15% Deep Residual Net ImageNet Error Reduction
These results are not limited to only neural networks with specific architectures, but can be extended to any method. We show that using SigOpt and the Nervana Cloud we were able to reduce the relative error in a deep residual network (ResNet) as well. These methods currently hold the crown in the annual ImageNet competition, achieving 3.57% accuracy. These networks surpass even humans in image classification in many cases. Depth has been shown to be an extremely important attribute in the quality of neural networks. Increasing depth naively, however, leads to a host of optimization challenges. ResNets stem from the residual learning framework. The authors argue that learning perturbations from the identity function is easier than learning an unreferenced function. Their final network is composed of 152 layers and can take up to a few weeks to train.
In this example we took the deep residual network from Kaiming et al. and compared the expert fine tuning to SigOpt, using the implementation in Neon’s model zoo on the CIFAR-10 dataset. Random search was omitted from this example due to time constraints, these networks typically take a very long time to evaluate, which highlights the need for intelligent hyperparameter searching methods. SigOpt was able in improve upon the expertly tuned results from the paper, reducing the relative error rate by 15%, while not requiring any expert time usually required for fine tuning.
Method | Accuracy Achieved | Required Evaluations | Error reduction vs Expert Baseline |
SigOpt | 0.9436 | 126 | 15% |
Expert Tuning | 0.9339(3) | unknown | – |
Table 2: SigOpt was able to reduce the relative error rate by 15% compared to an expertly tuned baseline by tuning 9 hyperparameters in the model(4).

Figure 4: SigOpt was able to reduce the relative error rate by 15% compared to an expertly tuned baseline, it was able to do so exponentially faster (after 130 iterations) than standard methods like grid search.
Conclusion
Combining Nervana Cloud with SigOpt allows users to train and tune neural networks a combined 100x faster than standard methods while also producing better results.
Footnotes
[1]: Parameters optimized in All CNN experiment:
- epochs : number of passes over dataset during SGD – int [50, 500]
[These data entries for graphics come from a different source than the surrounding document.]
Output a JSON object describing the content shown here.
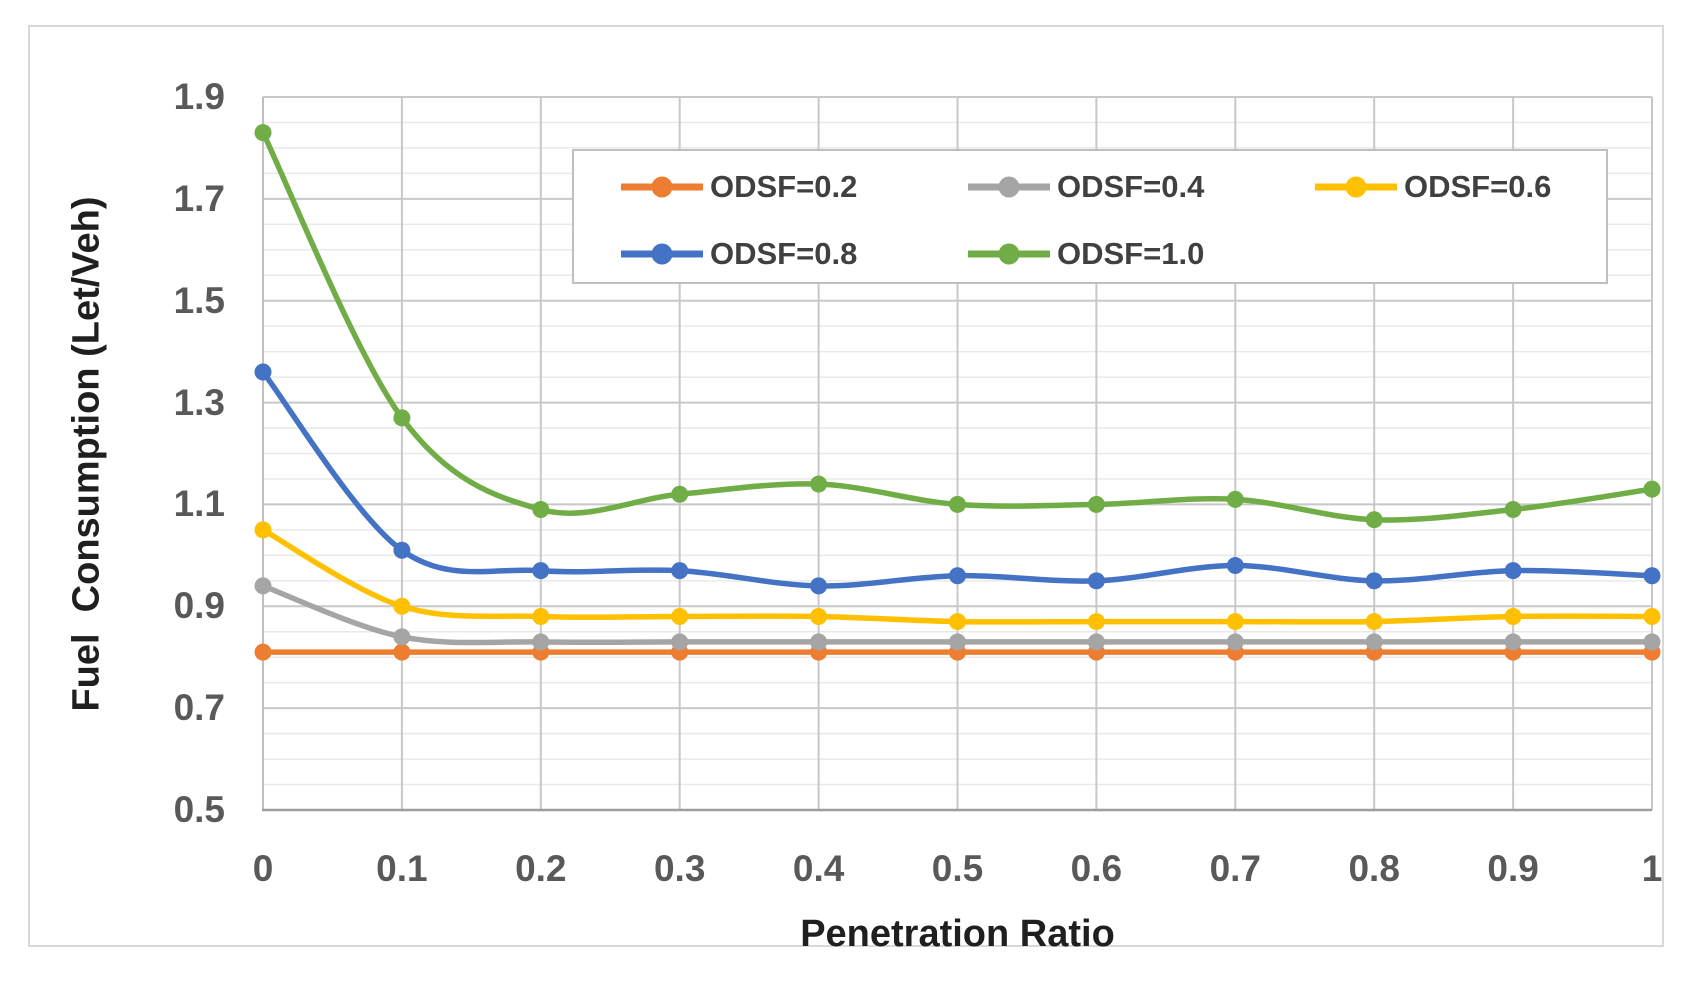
{
  "figure": {
    "background": "#FFFFFF",
    "border_color": "#D8D8D8"
  },
  "y_axis": {
    "title": "Fuel  Consumption (Let/Veh)",
    "tick_labels": [
      "1.9",
      "1.7",
      "1.5",
      "1.3",
      "1.1",
      "0.9",
      "0.7",
      "0.5"
    ],
    "min": 0.5,
    "max": 1.9,
    "major_step": 0.2,
    "minor_step": 0.05,
    "tick_color": "#595959",
    "title_color": "#1F1F1F"
  },
  "x_axis": {
    "title": "Penetration Ratio",
    "tick_labels": [
      "0",
      "0.1",
      "0.2",
      "0.3",
      "0.4",
      "0.5",
      "0.6",
      "0.7",
      "0.8",
      "0.9",
      "1"
    ],
    "tick_color": "#595959",
    "title_color": "#1F1F1F"
  },
  "legend": {
    "border_color": "#BFBFBF",
    "text_color": "#404040",
    "position": "top-center",
    "items": [
      "ODSF=0.2",
      "ODSF=0.4",
      "ODSF=0.6",
      "ODSF=0.8",
      "ODSF=1.0"
    ]
  },
  "chart_data": {
    "type": "line",
    "smooth": true,
    "title": "",
    "xlabel": "Penetration Ratio",
    "ylabel": "Fuel Consumption (Let/Veh)",
    "xlim": [
      0,
      1
    ],
    "ylim": [
      0.5,
      1.9
    ],
    "grid": true,
    "legend_position": "top-center",
    "x": [
      0,
      0.1,
      0.2,
      0.3,
      0.4,
      0.5,
      0.6,
      0.7,
      0.8,
      0.9,
      1.0
    ],
    "series": [
      {
        "name": "ODSF=0.2",
        "color": "#ED7D31",
        "values": [
          0.81,
          0.81,
          0.81,
          0.81,
          0.81,
          0.81,
          0.81,
          0.81,
          0.81,
          0.81,
          0.81
        ]
      },
      {
        "name": "ODSF=0.4",
        "color": "#A5A5A5",
        "values": [
          0.94,
          0.84,
          0.83,
          0.83,
          0.83,
          0.83,
          0.83,
          0.83,
          0.83,
          0.83,
          0.83
        ]
      },
      {
        "name": "ODSF=0.6",
        "color": "#FFC000",
        "values": [
          1.05,
          0.9,
          0.88,
          0.88,
          0.88,
          0.87,
          0.87,
          0.87,
          0.87,
          0.88,
          0.88
        ]
      },
      {
        "name": "ODSF=0.8",
        "color": "#4472C4",
        "values": [
          1.36,
          1.01,
          0.97,
          0.97,
          0.94,
          0.96,
          0.95,
          0.98,
          0.95,
          0.97,
          0.96
        ]
      },
      {
        "name": "ODSF=1.0",
        "color": "#70AD47",
        "values": [
          1.83,
          1.27,
          1.09,
          1.12,
          1.14,
          1.1,
          1.1,
          1.11,
          1.07,
          1.09,
          1.13
        ]
      }
    ]
  }
}
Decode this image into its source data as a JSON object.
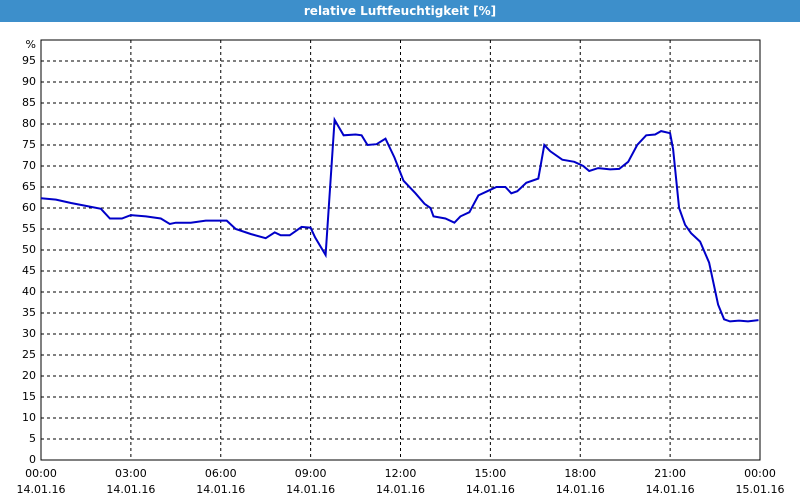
{
  "chart_data": {
    "type": "line",
    "title": "relative Luftfeuchtigkeit [%]",
    "y_label": "%",
    "x": [
      0,
      0.5,
      1,
      1.5,
      2,
      2.3,
      2.7,
      3,
      3.5,
      4,
      4.3,
      4.5,
      5,
      5.5,
      6,
      6.2,
      6.5,
      7,
      7.5,
      7.8,
      8,
      8.3,
      8.7,
      9,
      9.15,
      9.5,
      9.8,
      10.1,
      10.5,
      10.7,
      10.9,
      11.2,
      11.5,
      11.8,
      12.1,
      12.5,
      12.8,
      13,
      13.1,
      13.5,
      13.8,
      14,
      14.3,
      14.6,
      14.9,
      15.2,
      15.5,
      15.7,
      15.9,
      16.2,
      16.6,
      16.8,
      17,
      17.4,
      17.8,
      18.1,
      18.3,
      18.6,
      19,
      19.3,
      19.6,
      19.9,
      20.2,
      20.5,
      20.7,
      21,
      21.1,
      21.3,
      21.5,
      21.7,
      22,
      22.3,
      22.6,
      22.8,
      23,
      23.3,
      23.6,
      23.95
    ],
    "series": [
      {
        "name": "relative Luftfeuchtigkeit",
        "color": "#0000c8",
        "values": [
          62.3,
          62,
          61.2,
          60.5,
          59.8,
          57.5,
          57.5,
          58.3,
          58,
          57.5,
          56.2,
          56.5,
          56.5,
          57,
          57,
          57,
          55,
          53.8,
          52.8,
          54.2,
          53.5,
          53.5,
          55.5,
          55.3,
          53,
          48.8,
          81,
          77.3,
          77.5,
          77.3,
          75,
          75.2,
          76.5,
          72,
          66.5,
          63.5,
          61,
          60,
          58,
          57.5,
          56.5,
          58,
          59,
          63,
          64,
          65,
          65,
          63.5,
          64,
          66,
          67,
          75,
          73.5,
          71.5,
          71,
          70,
          68.8,
          69.5,
          69.2,
          69.3,
          71,
          75,
          77.3,
          77.5,
          78.3,
          77.8,
          74,
          60,
          56,
          54,
          52,
          47,
          37,
          33.5,
          33,
          33.2,
          33,
          33.3
        ]
      }
    ],
    "xlim": [
      0,
      24
    ],
    "xticks": [
      {
        "value": 0,
        "label": "00:00"
      },
      {
        "value": 3,
        "label": "03:00"
      },
      {
        "value": 6,
        "label": "06:00"
      },
      {
        "value": 9,
        "label": "09:00"
      },
      {
        "value": 12,
        "label": "12:00"
      },
      {
        "value": 15,
        "label": "15:00"
      },
      {
        "value": 18,
        "label": "18:00"
      },
      {
        "value": 21,
        "label": "21:00"
      },
      {
        "value": 24,
        "label": "00:00"
      }
    ],
    "xtick_dates": [
      "14.01.16",
      "14.01.16",
      "14.01.16",
      "14.01.16",
      "14.01.16",
      "14.01.16",
      "14.01.16",
      "14.01.16",
      "15.01.16"
    ],
    "ylim": [
      0,
      100
    ],
    "yticks": [
      0,
      5,
      10,
      15,
      20,
      25,
      30,
      35,
      40,
      45,
      50,
      55,
      60,
      65,
      70,
      75,
      80,
      85,
      90,
      95
    ],
    "grid": true
  }
}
- log(learning_rate) : step size in SGD – double [-3.0, -0.3]
- log(weight_decay) : weight decay in SGD – double [-3.0, 0.0]
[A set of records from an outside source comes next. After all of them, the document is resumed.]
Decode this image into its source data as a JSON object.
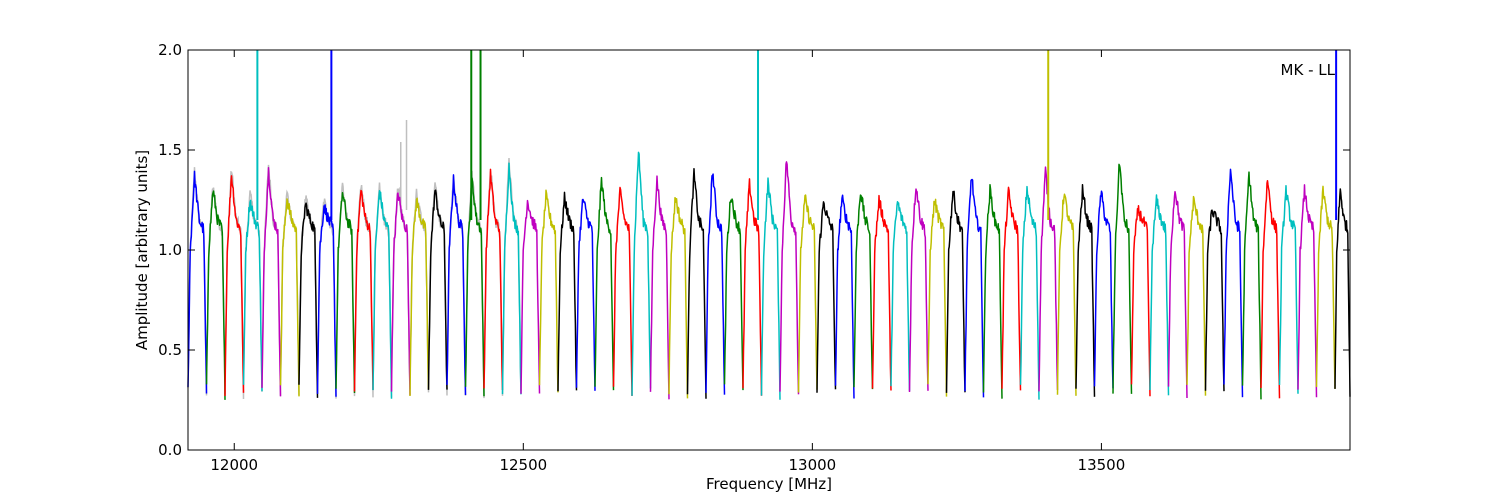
{
  "chart_data": {
    "type": "line",
    "title": "",
    "xlabel": "Frequency [MHz]",
    "ylabel": "Amplitude [arbitrary units]",
    "annotation": "MK - LL",
    "xlim": [
      11920,
      13930
    ],
    "ylim": [
      0.0,
      2.0
    ],
    "xticks": [
      12000,
      12500,
      13000,
      13500
    ],
    "yticks": [
      0.0,
      0.5,
      1.0,
      1.5,
      2.0
    ],
    "ytick_labels": [
      "0.0",
      "0.5",
      "1.0",
      "1.5",
      "2.0"
    ],
    "grid": false,
    "colors": [
      "#0000ff",
      "#008000",
      "#ff0000",
      "#00bfbf",
      "#bf00bf",
      "#bfbf00",
      "#000000"
    ],
    "background_color": "#bfbfbf",
    "channel_width_mhz": 32,
    "channel_start_mhz": 11920,
    "channel_peaks": [
      1.37,
      1.3,
      1.38,
      1.25,
      1.4,
      1.26,
      1.23,
      1.22,
      1.29,
      1.3,
      1.3,
      1.29,
      1.25,
      1.3,
      1.35,
      1.35,
      1.38,
      1.42,
      1.25,
      1.27,
      1.26,
      1.26,
      1.35,
      1.29,
      1.5,
      1.35,
      1.27,
      1.38,
      1.4,
      1.28,
      1.33,
      1.34,
      1.46,
      1.26,
      1.24,
      1.26,
      1.3,
      1.25,
      1.24,
      1.33,
      1.25,
      1.3,
      1.38,
      1.3,
      1.29,
      1.31,
      1.4,
      1.29,
      1.3,
      1.29,
      1.45,
      1.2,
      1.25,
      1.31,
      1.25,
      1.2,
      1.41,
      1.38,
      1.36,
      1.3,
      1.3,
      1.3,
      1.3
    ],
    "spikes": [
      {
        "x": 12040,
        "y": 2.0,
        "color": "#00bfbf"
      },
      {
        "x": 12168,
        "y": 2.0,
        "color": "#0000ff"
      },
      {
        "x": 12410,
        "y": 2.0,
        "color": "#008000"
      },
      {
        "x": 12426,
        "y": 2.0,
        "color": "#008000"
      },
      {
        "x": 12906,
        "y": 2.0,
        "color": "#00bfbf"
      },
      {
        "x": 13408,
        "y": 2.0,
        "color": "#bfbf00"
      },
      {
        "x": 13906,
        "y": 2.0,
        "color": "#0000ff"
      }
    ],
    "background_spikes": [
      {
        "x": 12288,
        "y": 1.54
      },
      {
        "x": 12298,
        "y": 1.65
      }
    ]
  }
}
- gaussian_scale : standard dev of weight initialization – double [0.01, 0.5]
- momentum_coef : momentum term in SGD – double [0.001, 0.999]
- momentum_step_change : mul amount to decrease momentum – double [0.001, 0.999]
- momentum_step_schedule_start : epoch to start momentum decay – double [50,300]
- momentum_step_schedule_step_width : # epoch between momentum decay – int [5,100]
- momentum_step_schedule_steps : how many momentum decays to occur – int [1,20]
[2]: Accuracy observed on the Nervana Cloud using the hyperparameters published in the paper.
[3]: The accuracy reported in the paper.